Carbon Sequestration Project

In 2010, Kalamazoo College signed the Sustainability and Climate Action Plan, committing the college to reduce the college’s environmental footprint. A crucial part of reducing that footprint is the sequestration of green house gasses, specifically carbon. Carbon sequestration is the removal of greenhouse gasses from the atmosphere and storing it in a reservoir. Put more simply, carbon sequestration is carbon capture and storage. The carbon sequestration project aims to measure the amount of carbon the Arboretum sequesters annually.

Land History

In 1890, the land the college’s Lillian Anderson Arboretum now occupies was established as a homestead and farmed. In the mid 1940’s, this land was abandoned and the process of reforestation allowed to begin (Cooper 2009). During the period when the Arboretum was farmed, its carbon reserves were depleted. Now that it has been able to regrow, organisms from trees to microbes have been accumulating stored carbon. The carbon sequestration project aims to measure the rate at which carbon is taken from the atmosphere and stored. For the purposes of measurement, carbon sequestration is broken down into four categories; trees, soil, forest floor, and understory growth. At this point in the project, we have created a baseline measurement of the total carbon found in the soils and in the tree biomass of the Lillian Anderson Arboretum.

At K college

In 2009 Benjamin Cooper (K 2010) and Ellen Smith (K 2011) created a baseline measurement of the biomass in the trees and created a procedure for future measurements to be compared to the baseline. Within forested areas, Cooper and Smith established 35 permanent circular plots, each 40 meters in diameter and measured the diameter of the trees at breast height (1.4 meters). They used these measurements to extrapolate the carbon stored in the above ground biomass, and provided estimates for carbon in the soil, forest floor, and undergrowth.

Photo of an example of a soil core used for the carbon sequestration project.

The following year, Trace Redmond (K 2013) created a baseline measurement of the carbon stored in the arboretum’s soil. Redmond took at least twenty soil samples in each land cover area (pines, prairie, hardwoods etc.) to a depth of 30 cm using a soil corer. He then measured carbon content of the samples, using these values to extrapolate the carbon stored in the soil of the arboretum.

Results

As of 2010, we estimated the Lillian Anderson Arboretum at 9,838.52 Mg Carbon. This figure includes the measurements of 5,952.38 Mg (mega-gram or metric ton) stored in the trees and 3003.50 Mg in the soil, as well as the estimates of the understory and forest floor at 99.40 Mg and 783.24 Mg, respectively.

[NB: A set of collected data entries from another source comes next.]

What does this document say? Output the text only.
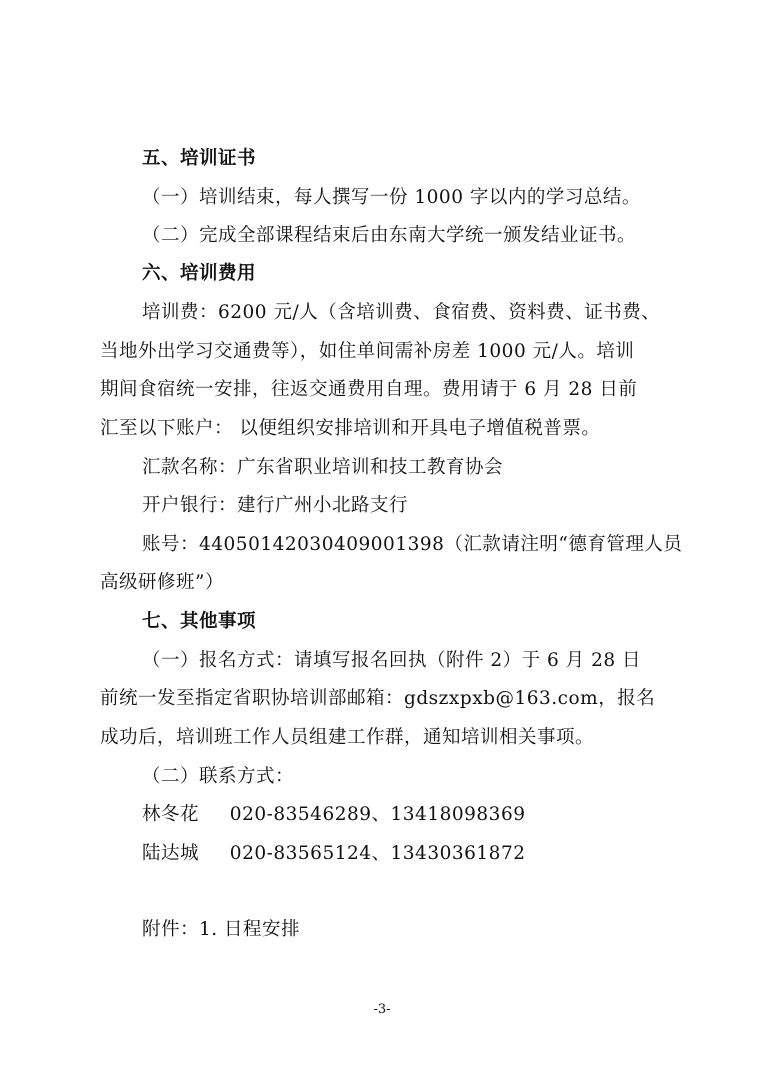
五、培训证书
（一）培训结束，每人撰写一份 1000 字以内的学习总结。
（二）完成全部课程结束后由东南大学统一颁发结业证书。
六、培训费用
培训费：6200 元/人（含培训费、食宿费、资料费、证书费、
当地外出学习交通费等），如住单间需补房差 1000 元/人。培训
期间食宿统一安排，往返交通费用自理。费用请于 6 月 28 日前
汇至以下账户： 以便组织安排培训和开具电子增值税普票。
汇款名称：广东省职业培训和技工教育协会
开户银行：建行广州小北路支行
账号：44050142030409001398（汇款请注明“德育管理人员
高级研修班”）
七、其他事项
（一）报名方式：请填写报名回执（附件 2）于 6 月 28 日
前统一发至指定省职协培训部邮箱：gdszxpxb@163.com，报名
成功后，培训班工作人员组建工作群，通知培训相关事项。
（二）联系方式：
林冬花 020-83546289、13418098369
陆达城 020-83565124、13430361872
附件：1. 日程安排
-3-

A measurement of the carbon stored in the trees and the carbon stored in the soil will need to be conducted every five years and compared to the established baseline (original measurement). Then we will be able to determine how much carbon the arboretum is sequestering (taking in) annually, and use that sequestered carbon to offset the College’s emissions.

Future work

To further the accuracy of the total carbon stored in the arboretum, a baseline measurement should be made of both the carbon stored in the forest floor and the understory. A study that compares the organic carbon sequestration of the on campus soil to that of the arboretum could be used to manage the on campus soil to closely match the soil in the arboretum.